Speak Softly and Carry a Big Stick

Elimination. This is what government is about when it comes to dealing with competition. The latest example comes via a new rule for Obamacare. If government speaks quietly enough you won't notice when they try and slip a fast one by you. If you do notice, they have that big stick ready to go so when competition doesn't fall in line they can smack the crap out of the competition with it.

That is what HHS did today when they issued a proposed new rule on short term medical insurance plans. The rule revises the definition of a short-term plan and will limit these plans to only three months and not be renewable.

On the surface this isn't a big deal to consumers.
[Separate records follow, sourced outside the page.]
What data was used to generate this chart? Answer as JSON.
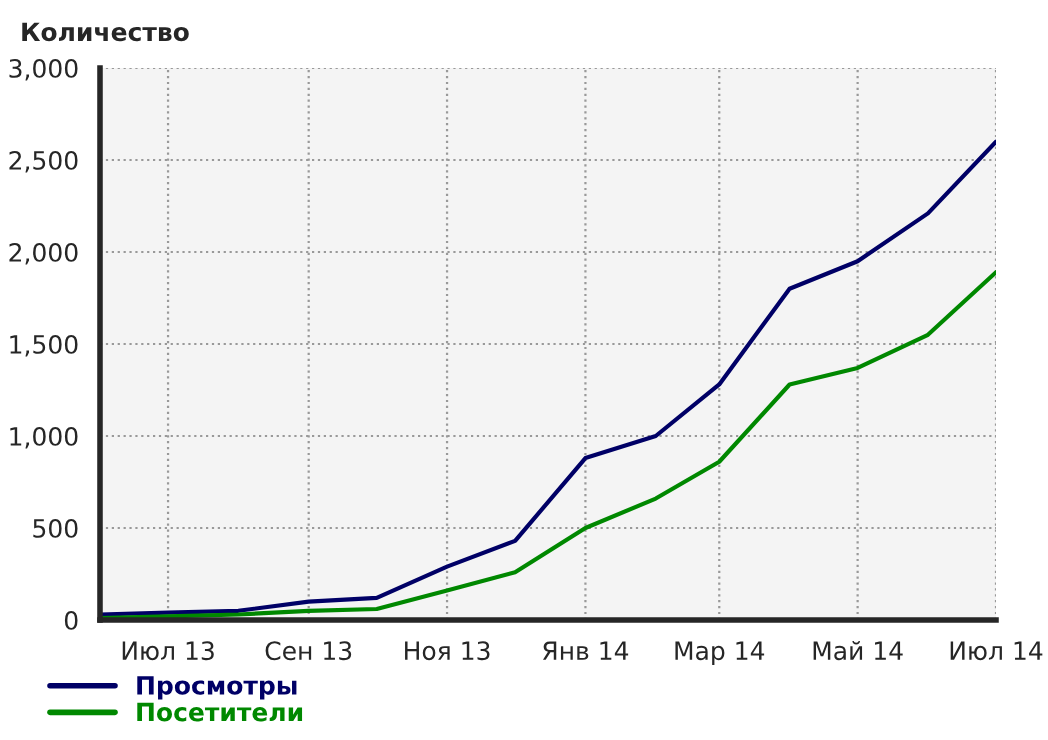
{
  "chart_data": {
    "type": "line",
    "ylabel": "Количество",
    "x": [
      "2013-06",
      "2013-07",
      "2013-08",
      "2013-09",
      "2013-10",
      "2013-11",
      "2013-12",
      "2014-01",
      "2014-02",
      "2014-03",
      "2014-04",
      "2014-05",
      "2014-06",
      "2014-07"
    ],
    "series": [
      {
        "name": "Просмотры",
        "color": "#000066",
        "values": [
          30,
          40,
          50,
          100,
          120,
          290,
          430,
          880,
          1000,
          1280,
          1800,
          1950,
          2210,
          2600
        ]
      },
      {
        "name": "Посетители",
        "color": "#008800",
        "values": [
          10,
          20,
          30,
          50,
          60,
          160,
          260,
          500,
          660,
          860,
          1280,
          1370,
          1550,
          1890
        ]
      }
    ],
    "xlim": [
      "2013-06",
      "2014-07"
    ],
    "xticks": [
      {
        "value": "2013-07",
        "label": "Июл 13"
      },
      {
        "value": "2013-09",
        "label": "Сен 13"
      },
      {
        "value": "2013-11",
        "label": "Ноя 13"
      },
      {
        "value": "2014-01",
        "label": "Янв 14"
      },
      {
        "value": "2014-03",
        "label": "Мар 14"
      },
      {
        "value": "2014-05",
        "label": "Май 14"
      },
      {
        "value": "2014-07",
        "label": "Июл 14"
      }
    ],
    "ylim": [
      0,
      3000
    ],
    "yticks": [
      0,
      500,
      {
        "value": 1000,
        "label": "1,000"
      },
      {
        "value": 1500,
        "label": "1,500"
      },
      {
        "value": 2000,
        "label": "2,000"
      },
      {
        "value": 2500,
        "label": "2,500"
      },
      {
        "value": 3000,
        "label": "3,000"
      }
    ],
    "grid": true,
    "legend": "bottom left",
    "marker": "none",
    "line_style": "solid"
  }
}
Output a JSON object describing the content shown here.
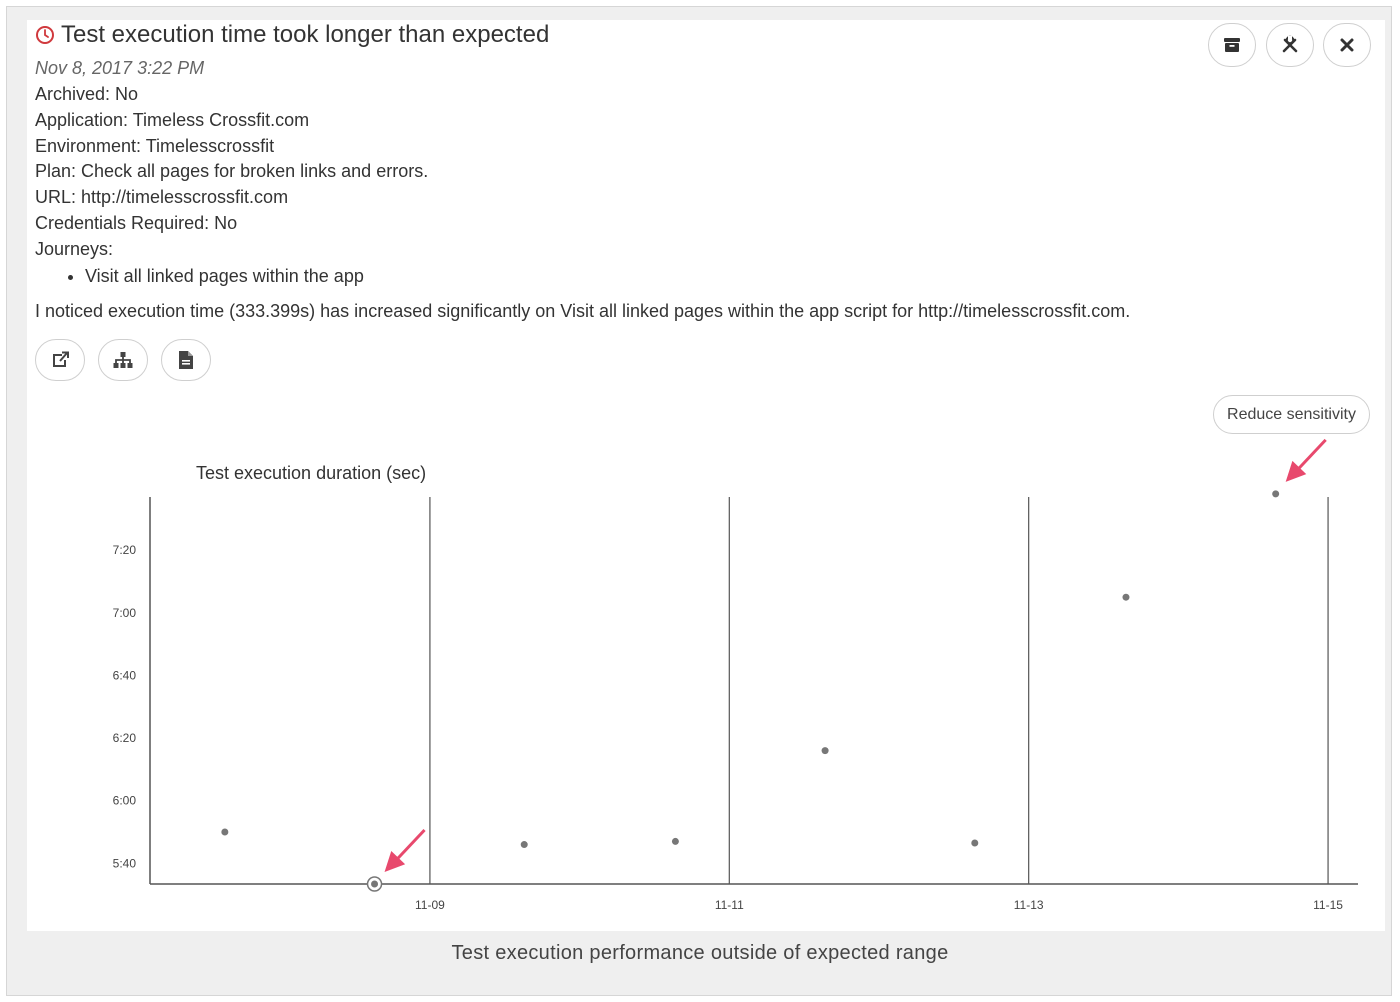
{
  "alert": {
    "title": "Test execution time took longer than expected",
    "date": "Nov 8, 2017 3:22 PM",
    "archived": "Archived: No",
    "application": "Application: Timeless Crossfit.com",
    "environment": "Environment: Timelesscrossfit",
    "plan": "Plan: Check all pages for broken links and errors.",
    "url": "URL: http://timelesscrossfit.com",
    "credentials": "Credentials Required: No",
    "journeys_label": "Journeys:",
    "journeys": [
      "Visit all linked pages within the app"
    ],
    "message": "I noticed execution time (333.399s) has increased significantly on Visit all linked pages within the app script for http://timelesscrossfit.com."
  },
  "header_actions": [
    {
      "icon": "archive-icon"
    },
    {
      "icon": "tools-icon"
    },
    {
      "icon": "close-icon"
    }
  ],
  "action_buttons": [
    {
      "icon": "external-link-icon"
    },
    {
      "icon": "sitemap-icon"
    },
    {
      "icon": "document-icon"
    }
  ],
  "reduce_sensitivity_label": "Reduce sensitivity",
  "caption": "Test execution performance outside of expected range",
  "colors": {
    "accent_red": "#d0393d",
    "arrow_pink": "#e8496d",
    "point_gray": "#777777",
    "axis": "#555555"
  },
  "chart_data": {
    "type": "scatter",
    "title": "Test execution duration (sec)",
    "xlabel": "",
    "ylabel": "",
    "x_ticks": [
      "11-09",
      "11-11",
      "11-13",
      "11-15"
    ],
    "y_ticks": [
      "5:40",
      "6:00",
      "6:20",
      "6:40",
      "7:00",
      "7:20"
    ],
    "ylim_seconds": [
      333.4,
      457
    ],
    "xlim_days": [
      -1.87,
      6.2
    ],
    "grid": "vertical lines at x ticks",
    "x_origin_date": "11-09",
    "points": [
      {
        "day": -1.37,
        "seconds": 350
      },
      {
        "day": -0.37,
        "seconds": 333.4
      },
      {
        "day": 0.63,
        "seconds": 346
      },
      {
        "day": 1.64,
        "seconds": 347
      },
      {
        "day": 2.64,
        "seconds": 376
      },
      {
        "day": 3.64,
        "seconds": 346.5
      },
      {
        "day": 4.65,
        "seconds": 425
      },
      {
        "day": 5.65,
        "seconds": 458
      }
    ],
    "highlighted": [
      1,
      7
    ]
  }
}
Primarily because short-term medical plans were never actually renewable. They are medically underwritten and don't meet the criteria of being Obamacare compliant. So when the policy ends it must be medically underwritten again before being issued. And, because they aren't Obamacare compliant people who purchase these plans are also subject to the individual mandate tax.

Therein lies the government's problem. Because these plans aren't compliant and include medical underwriting they are much less expensive than the Obamacare plans one is being coerced to buy through the marketplace. In some cases they are so much cheaper that a healthy person can pay the premiums plus the tax and it's still financially better for them than buying an Obamacare plan.

This leads us to the real reason government wants these plans gone. They see the death spiral of the individual market accelerating. Costs of insurance are exploding - including those cheap high deductible Bronze plans. Logically the only way government knows how to try and reverse this course is to force the healthy into the pool. By eliminating short-term plans and forcing consumers to the marketplace they believe they will strengthen the Obamacare risk pool.

Obamacare is a crap sandwich. Right now there are other sandwiches out there. Among them are limited benefit plan sandwiches, Christian Ministry sandwiches, and short-term medical sandwiches. One by one the government will eliminate your choices of sandwiches. Pretty soon all you will have left is the crap sandwich - and once you take a bite you'll find that it will leave a bad taste in your mouth.